I am most definitely late to the party where The Pig Restaurant with Rooms, near Bath, is concerned. When I last visited, it was in its previous incarnation as Hunstrete House country house hotel. What I remember from that visit was the impressive building, the smattering of chintz within and the very moreish canapes. Reinvented a few years ago as part of a small chain of Pigs owned by the Lime Wood Group, my visit was long overdue.

The house still looks like Elizabeth Bennett and sisters could come waltzing out on their way to Regency Bath. Inside however, it’s a different story. Banished are the chintzy furnishings, replaced with a style that they call homely luxury which sums it up perfectly. Squishy sofas, log fires, flagstone floors and plenty of places to plonk yourself down for an afternoon with the Sunday papers.

We took the kids for Sunday lunch and arrived half an hour late due to 3 diversions en route. Having worked in restaurants myself I know the trouble that late arrivals can cause but the staff here were charm and patience personified, as if it was no problem at all.

The dining room extends into a conservatory area, with fresh herbs in a jumble of different pots adorning tables and window ledges and lending a fresh scent to the air. Conservatories can often feel like an adjunct and be cold but this room, even on a chilly Sunday in February, was as cosy and welcoming as the rest of the Pig.

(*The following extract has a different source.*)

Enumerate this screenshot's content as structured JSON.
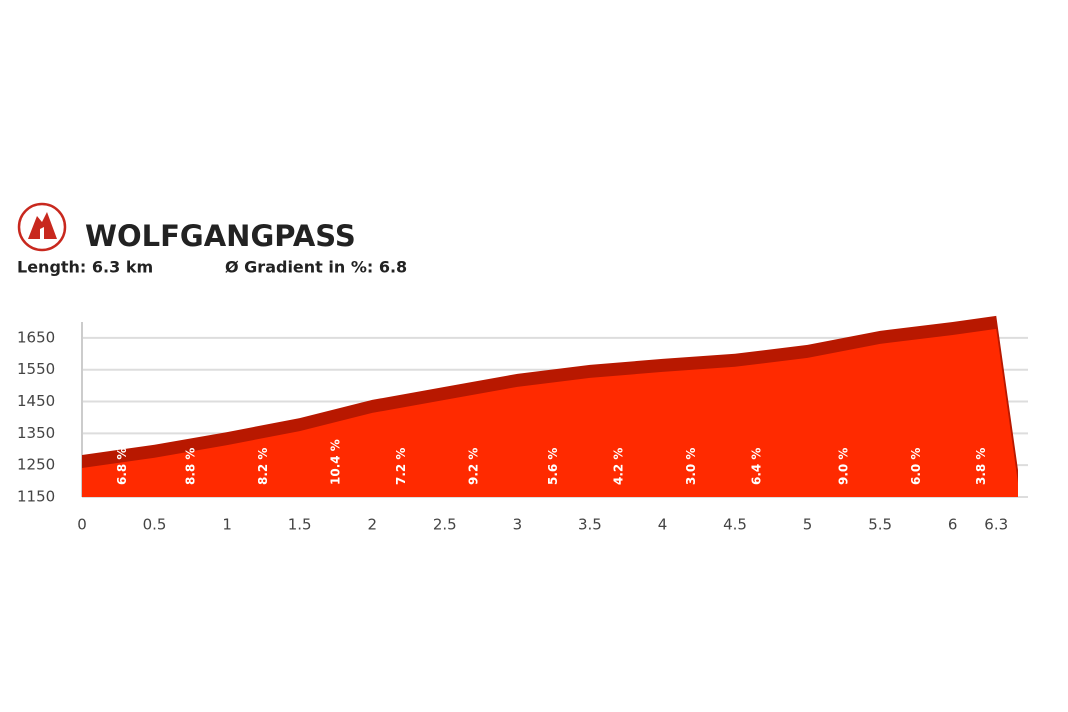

The 25 mile menu is made up of dishes with ingredients sourced within a 25 mile radius, many from the kitchen gardens on site. On the back of the menu is a map showing all the different suppliers who contribute their produce to the dishes on offer. Creating a seasonal menu with local produce in February, when nature’s bounty in the West Country is not exactly at its most abundant, is a challenge not for the fainthearted but certainly seems to drive creativity – I struggled to make a choice from the many appealing options.

   

We skipped starters, having just a nibble from the ‘piggy bits’ section of the menu instead. Vodka braised ribs aren’t something I have seen before and let’s hope all the alcohol had burned off since the children snaffled them as soon as they appeared.

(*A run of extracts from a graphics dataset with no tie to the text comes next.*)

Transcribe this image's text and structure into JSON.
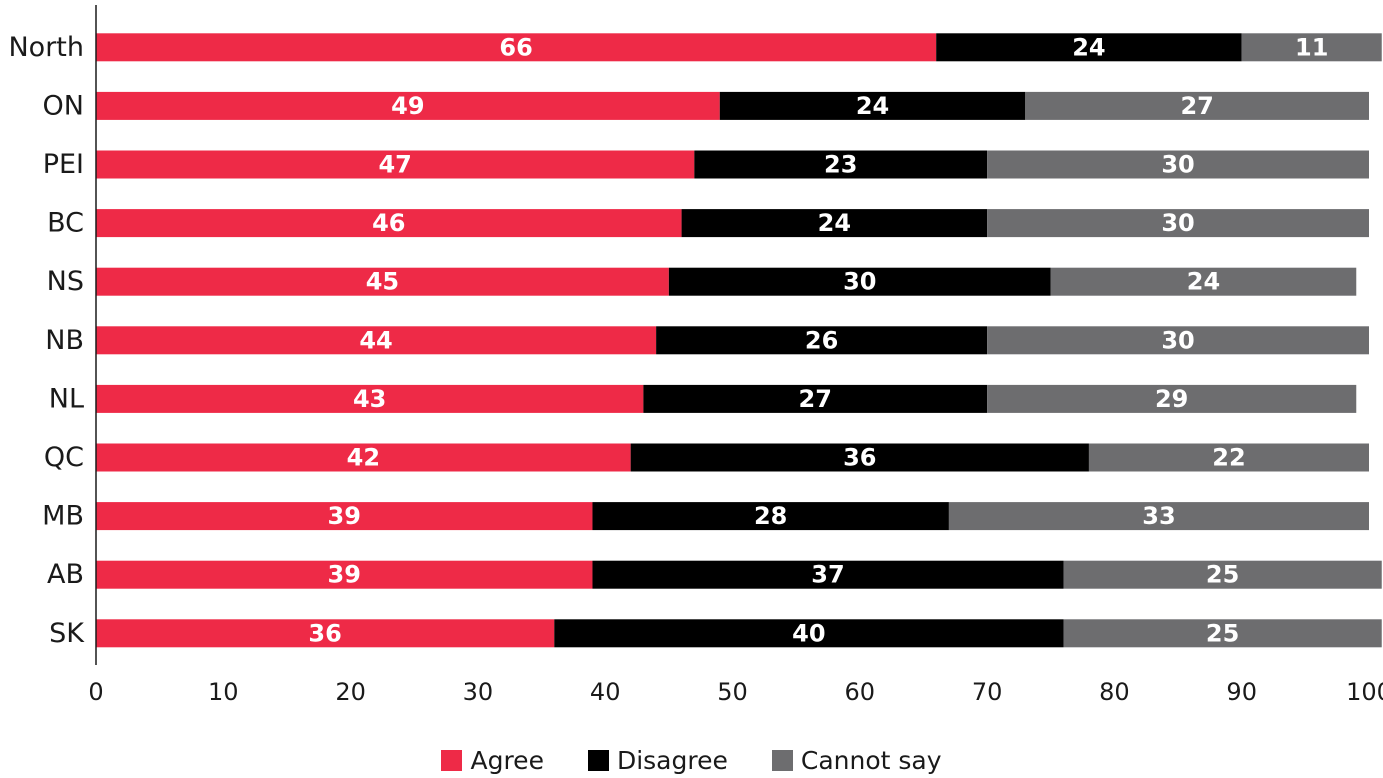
{
  "chart_data": {
    "type": "bar",
    "orientation": "horizontal",
    "stacked": true,
    "categories": [
      "North",
      "ON",
      "PEI",
      "BC",
      "NS",
      "NB",
      "NL",
      "QC",
      "MB",
      "AB",
      "SK"
    ],
    "series": [
      {
        "name": "Agree",
        "color": "#ee2a47",
        "values": [
          66,
          49,
          47,
          46,
          45,
          44,
          43,
          42,
          39,
          39,
          36
        ]
      },
      {
        "name": "Disagree",
        "color": "#000000",
        "values": [
          24,
          24,
          23,
          24,
          30,
          26,
          27,
          36,
          28,
          37,
          40
        ]
      },
      {
        "name": "Cannot say",
        "color": "#6d6d6f",
        "values": [
          11,
          27,
          30,
          30,
          24,
          30,
          29,
          22,
          33,
          25,
          25
        ]
      }
    ],
    "xlim": [
      0,
      100
    ],
    "xticks": [
      0,
      10,
      20,
      30,
      40,
      50,
      60,
      70,
      80,
      90,
      100
    ],
    "grid": false,
    "legend_position": "bottom-center"
  }
}
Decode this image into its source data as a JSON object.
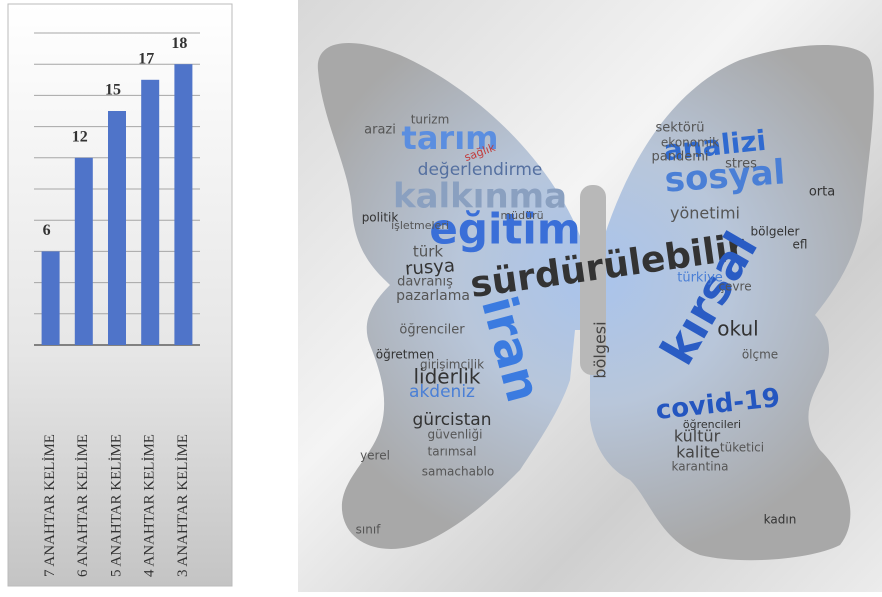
{
  "chart_data": [
    {
      "type": "bar",
      "categories": [
        "7 ANAHTAR KELİME",
        "6 ANAHTAR KELİME",
        "5 ANAHTAR KELİME",
        "4 ANAHTAR KELİME",
        "3 ANAHTAR KELİME"
      ],
      "values": [
        6,
        12,
        15,
        17,
        18
      ],
      "color": "#4f74c9",
      "ylim": [
        0,
        20
      ],
      "yticks": [
        0,
        2,
        4,
        6,
        8,
        10,
        12,
        14,
        16,
        18,
        20
      ],
      "grid": true
    },
    {
      "type": "wordcloud",
      "words": [
        "sürdürülebilir",
        "eğitim",
        "kırsal",
        "iran",
        "sosyal",
        "analizi",
        "tarım",
        "kalkınma",
        "covid-19",
        "değerlendirme",
        "rusya",
        "gürcistan",
        "akdeniz",
        "liderlik",
        "okul",
        "türkiye",
        "bölgesi",
        "yönetimi",
        "türk",
        "kültür",
        "kalite",
        "pazarlama",
        "öğrenciler",
        "davranış",
        "sektörü",
        "ekonomik",
        "pandemi",
        "stres",
        "turizm",
        "sağlık",
        "arazi",
        "politik",
        "öğretmen",
        "güvenliği",
        "tarımsal",
        "karantina",
        "tüketici",
        "kadın",
        "sınıf",
        "ölçme",
        "bölgeler",
        "efl",
        "orta",
        "yerel",
        "samachablo",
        "girişimcilik",
        "müdürü",
        "işletmeleri",
        "öğrencileri",
        "çevre"
      ]
    }
  ]
}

The Piglets Menu for children had a range of crowd-pleasing favourites guaranteed to make small people clean their plates and the chicken and chips went down well with ours.

      

I had the pork cooked 2 ways, braised shoulder and roast loin, accompanied by a huge crispy Yorkshire pudding and roast potatoes. The seasonal vegetables here are so colourful and tasty that I had to wrestle the butternut squash back off my daughter. Cabbage, red onion and carrots completed the vibrant picture. DH had lamb, served with a caper and raisin sauce, which also had him fending off the kids’ forks.

For dessert the children had a chocolate brownie, which didn’t touch the sides, and strawberry ice cream with a piggy biscuit. I had the cheese and I particularly enjoyed the goddess cheese with its rind washed in Somerset cider brandy. DH had the piggy fours, which (spot the theme) he gave up defending from the mini marauders.

 

We couldn’t do the wine list justice as we were driving but if you like sweet things I did spot a Piggy Colada cocktail, featuring chocolate brownie infused Havana Club Especial, amongst other delights. One to have if you are staying over and can haul yourself straight up to bed afterwards.

After lunch we relaxed with coffees in one of the lounges, read the papers and did nothing in a way that we seem never to get the chance to do on a Sunday afternoon at home. The log fires burning, the rustle of the colour supplements – this was a beatific place to spend a cold day. We also took a peek in one of the private dining rooms.

En route back to the car we strolled the gardens and saw the extensive allotments, chickens and deer. A pause at the smokehouse found another friendly staff member (this guy was in the kitchen brigade) who told us about the smoking process they use on site for their smoked salmon, smoked salt, hams and pancetta.

We will definitely be making a return visit to the Pig and, I can categorically say, I’m not missing the chintz.